Damien Hirst é sem dúvida um dos nomes mais famosos da arte contemporânea. Contudo, muitos não são adeptos da sua forma de expressão artística, além de discutirem o modo como ele as cria. Isso seria apenas uma discussão sobre conceitos, se não houvesse acusações graves, como as feitas em 2024 sobre a data de criação de suas obras.

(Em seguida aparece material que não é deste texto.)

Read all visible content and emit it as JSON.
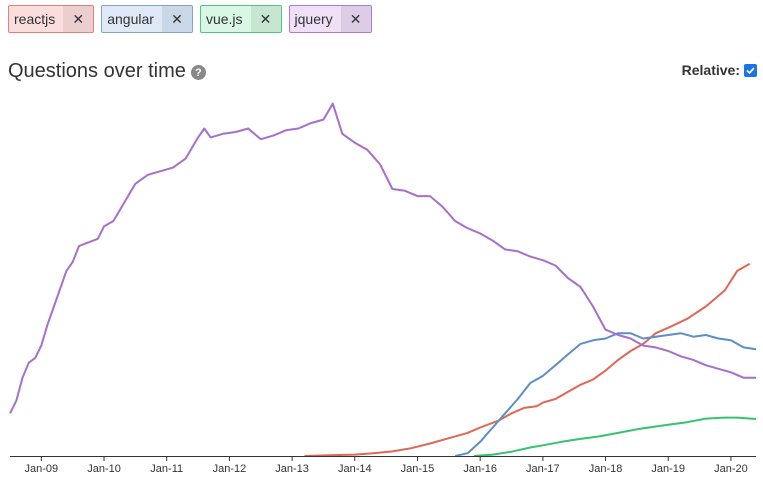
{
  "tags": [
    {
      "label": "reactjs",
      "close": "✕",
      "bg": "#f9dedd",
      "close_bg": "#ebcfce",
      "border": "#e0807a"
    },
    {
      "label": "angular",
      "close": "✕",
      "bg": "#dfe9f6",
      "close_bg": "#cad7e6",
      "border": "#7fa3d1"
    },
    {
      "label": "vue.js",
      "close": "✕",
      "bg": "#d9f7e4",
      "close_bg": "#c6e6d1",
      "border": "#4fc77f"
    },
    {
      "label": "jquery",
      "close": "✕",
      "bg": "#efdff7",
      "close_bg": "#ddcce6",
      "border": "#b27acd"
    }
  ],
  "header": {
    "title": "Questions over time",
    "help_icon": "?",
    "relative_label": "Relative:",
    "relative_checked": true
  },
  "chart_data": {
    "type": "line",
    "x_ticks": [
      "Jan-09",
      "Jan-10",
      "Jan-11",
      "Jan-12",
      "Jan-13",
      "Jan-14",
      "Jan-15",
      "Jan-16",
      "Jan-17",
      "Jan-18",
      "Jan-19",
      "Jan-20"
    ],
    "x_range": [
      2008.5,
      2020.4
    ],
    "y_range": [
      0,
      1
    ],
    "grid": false,
    "y_axis_shown": false,
    "series": [
      {
        "name": "reactjs",
        "color": "#e06655",
        "points": [
          [
            2013.2,
            0
          ],
          [
            2013.6,
            0.002
          ],
          [
            2014.0,
            0.004
          ],
          [
            2014.3,
            0.008
          ],
          [
            2014.6,
            0.013
          ],
          [
            2014.9,
            0.022
          ],
          [
            2015.2,
            0.035
          ],
          [
            2015.5,
            0.05
          ],
          [
            2015.8,
            0.065
          ],
          [
            2016.0,
            0.08
          ],
          [
            2016.3,
            0.1
          ],
          [
            2016.5,
            0.12
          ],
          [
            2016.7,
            0.135
          ],
          [
            2016.9,
            0.14
          ],
          [
            2017.0,
            0.15
          ],
          [
            2017.2,
            0.16
          ],
          [
            2017.4,
            0.18
          ],
          [
            2017.6,
            0.2
          ],
          [
            2017.8,
            0.215
          ],
          [
            2018.0,
            0.24
          ],
          [
            2018.2,
            0.27
          ],
          [
            2018.4,
            0.295
          ],
          [
            2018.6,
            0.315
          ],
          [
            2018.8,
            0.345
          ],
          [
            2019.0,
            0.36
          ],
          [
            2019.3,
            0.385
          ],
          [
            2019.6,
            0.42
          ],
          [
            2019.9,
            0.465
          ],
          [
            2020.1,
            0.52
          ],
          [
            2020.3,
            0.54
          ]
        ]
      },
      {
        "name": "angular",
        "color": "#5b8fcc",
        "points": [
          [
            2015.6,
            0
          ],
          [
            2015.8,
            0.008
          ],
          [
            2016.0,
            0.04
          ],
          [
            2016.2,
            0.08
          ],
          [
            2016.4,
            0.12
          ],
          [
            2016.6,
            0.16
          ],
          [
            2016.8,
            0.205
          ],
          [
            2017.0,
            0.225
          ],
          [
            2017.2,
            0.255
          ],
          [
            2017.4,
            0.285
          ],
          [
            2017.6,
            0.315
          ],
          [
            2017.8,
            0.325
          ],
          [
            2018.0,
            0.33
          ],
          [
            2018.2,
            0.345
          ],
          [
            2018.4,
            0.345
          ],
          [
            2018.6,
            0.33
          ],
          [
            2018.8,
            0.335
          ],
          [
            2019.0,
            0.34
          ],
          [
            2019.2,
            0.345
          ],
          [
            2019.4,
            0.335
          ],
          [
            2019.6,
            0.34
          ],
          [
            2019.8,
            0.33
          ],
          [
            2020.0,
            0.325
          ],
          [
            2020.2,
            0.305
          ],
          [
            2020.4,
            0.3
          ]
        ]
      },
      {
        "name": "vue.js",
        "color": "#37c36e",
        "points": [
          [
            2015.9,
            0
          ],
          [
            2016.2,
            0.004
          ],
          [
            2016.5,
            0.012
          ],
          [
            2016.8,
            0.024
          ],
          [
            2017.0,
            0.03
          ],
          [
            2017.3,
            0.04
          ],
          [
            2017.6,
            0.048
          ],
          [
            2017.9,
            0.055
          ],
          [
            2018.2,
            0.065
          ],
          [
            2018.5,
            0.075
          ],
          [
            2018.8,
            0.083
          ],
          [
            2019.0,
            0.088
          ],
          [
            2019.3,
            0.095
          ],
          [
            2019.6,
            0.105
          ],
          [
            2019.9,
            0.108
          ],
          [
            2020.1,
            0.108
          ],
          [
            2020.4,
            0.104
          ]
        ]
      },
      {
        "name": "jquery",
        "color": "#a66fce",
        "points": [
          [
            2008.5,
            0.12
          ],
          [
            2008.6,
            0.155
          ],
          [
            2008.7,
            0.22
          ],
          [
            2008.8,
            0.262
          ],
          [
            2008.9,
            0.275
          ],
          [
            2009.0,
            0.31
          ],
          [
            2009.1,
            0.37
          ],
          [
            2009.2,
            0.42
          ],
          [
            2009.3,
            0.47
          ],
          [
            2009.4,
            0.52
          ],
          [
            2009.5,
            0.545
          ],
          [
            2009.6,
            0.59
          ],
          [
            2009.75,
            0.6
          ],
          [
            2009.9,
            0.61
          ],
          [
            2010.0,
            0.645
          ],
          [
            2010.15,
            0.66
          ],
          [
            2010.3,
            0.705
          ],
          [
            2010.5,
            0.765
          ],
          [
            2010.7,
            0.79
          ],
          [
            2010.9,
            0.8
          ],
          [
            2011.1,
            0.81
          ],
          [
            2011.3,
            0.835
          ],
          [
            2011.5,
            0.895
          ],
          [
            2011.6,
            0.92
          ],
          [
            2011.7,
            0.895
          ],
          [
            2011.9,
            0.905
          ],
          [
            2012.1,
            0.91
          ],
          [
            2012.3,
            0.92
          ],
          [
            2012.5,
            0.89
          ],
          [
            2012.7,
            0.9
          ],
          [
            2012.9,
            0.915
          ],
          [
            2013.1,
            0.92
          ],
          [
            2013.3,
            0.935
          ],
          [
            2013.5,
            0.945
          ],
          [
            2013.65,
            0.99
          ],
          [
            2013.8,
            0.905
          ],
          [
            2014.0,
            0.88
          ],
          [
            2014.2,
            0.86
          ],
          [
            2014.4,
            0.82
          ],
          [
            2014.6,
            0.75
          ],
          [
            2014.8,
            0.745
          ],
          [
            2015.0,
            0.73
          ],
          [
            2015.2,
            0.73
          ],
          [
            2015.4,
            0.7
          ],
          [
            2015.6,
            0.66
          ],
          [
            2015.8,
            0.64
          ],
          [
            2016.0,
            0.625
          ],
          [
            2016.2,
            0.605
          ],
          [
            2016.4,
            0.58
          ],
          [
            2016.6,
            0.575
          ],
          [
            2016.8,
            0.56
          ],
          [
            2017.0,
            0.55
          ],
          [
            2017.2,
            0.535
          ],
          [
            2017.4,
            0.5
          ],
          [
            2017.6,
            0.475
          ],
          [
            2017.8,
            0.42
          ],
          [
            2018.0,
            0.355
          ],
          [
            2018.2,
            0.34
          ],
          [
            2018.4,
            0.33
          ],
          [
            2018.6,
            0.31
          ],
          [
            2018.8,
            0.305
          ],
          [
            2019.0,
            0.295
          ],
          [
            2019.2,
            0.28
          ],
          [
            2019.4,
            0.27
          ],
          [
            2019.6,
            0.255
          ],
          [
            2019.8,
            0.245
          ],
          [
            2020.0,
            0.235
          ],
          [
            2020.2,
            0.22
          ],
          [
            2020.4,
            0.22
          ]
        ]
      }
    ]
  }
}
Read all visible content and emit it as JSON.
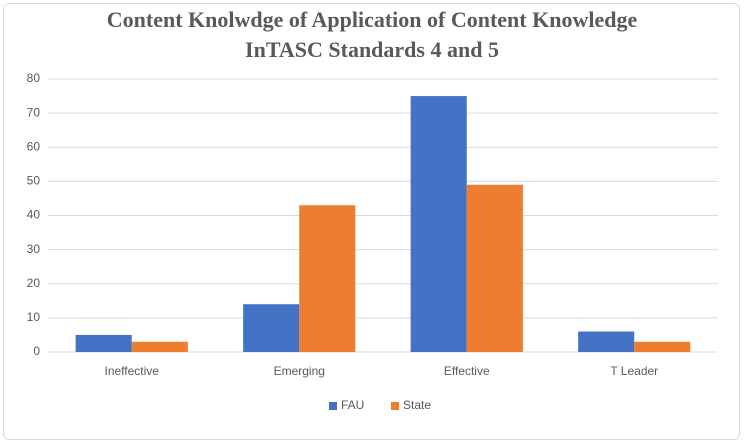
{
  "chart_data": {
    "type": "bar",
    "title": [
      "Content Knolwdge of Application of Content Knowledge",
      "InTASC Standards 4 and 5"
    ],
    "categories": [
      "Ineffective",
      "Emerging",
      "Effective",
      "T Leader"
    ],
    "series": [
      {
        "name": "FAU",
        "color": "#4472c4",
        "values": [
          5,
          14,
          75,
          6
        ]
      },
      {
        "name": "State",
        "color": "#ed7d31",
        "values": [
          3,
          43,
          49,
          3
        ]
      }
    ],
    "ylim": [
      0,
      80
    ],
    "yticks": [
      0,
      10,
      20,
      30,
      40,
      50,
      60,
      70,
      80
    ],
    "grid": true,
    "legend": "bottom"
  }
}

E se tratando do artista inglês, esse tipo de polêmica em sua carreira não é inédito. Por exemplo, nos anos 2000 ele contou com algumas acusações de plágio, a saber:
- Em 2000, o designer Norman Emms processou Damien Hirst pela escultura “Hymn”. Isso porque, ela nada mais era que uma reprodução do Young Scientist Anatomy Set, desenhado pelo próprio Emms e fabricado por Humbrol. O caso foi encerrado extrajudicialmente com o pagamento de valores para duas instituições de caridade, além de um pagamento ao autor original da obra;
- Já em 2007, o artista John LeKay, ex-amigo de Hirst, afirmou que a inspiração para muitas das obras de Hirst veio do catálogo da Carolina Biological Supply Company;
- Neste mesmo ano, LeKay afirmou que a obra “For the Love of God”, um crânio de platina incrustado de diamantes, era, na verdade, uma imitação da obra de 1993, “Spiritus Calidus”, dele próprio, que era um crânio de cristal.
E recentemente tivemos duas polêmicas que envolvem mentiras sobre a data de produção de obras. Entenda melhor cada um dos casos:
The Currency: série de 10 mil pinturas, supostamente de 2016, tem diversas obras feitas nos anos seguintes
Esta por si só já é uma série bastante polêmica, pois envolveu a criação de nada menos que 10 mil telas, cada uma composta por pontos coloridos pintados à mão em papel A4, como parte de um projeto chamado The Currency.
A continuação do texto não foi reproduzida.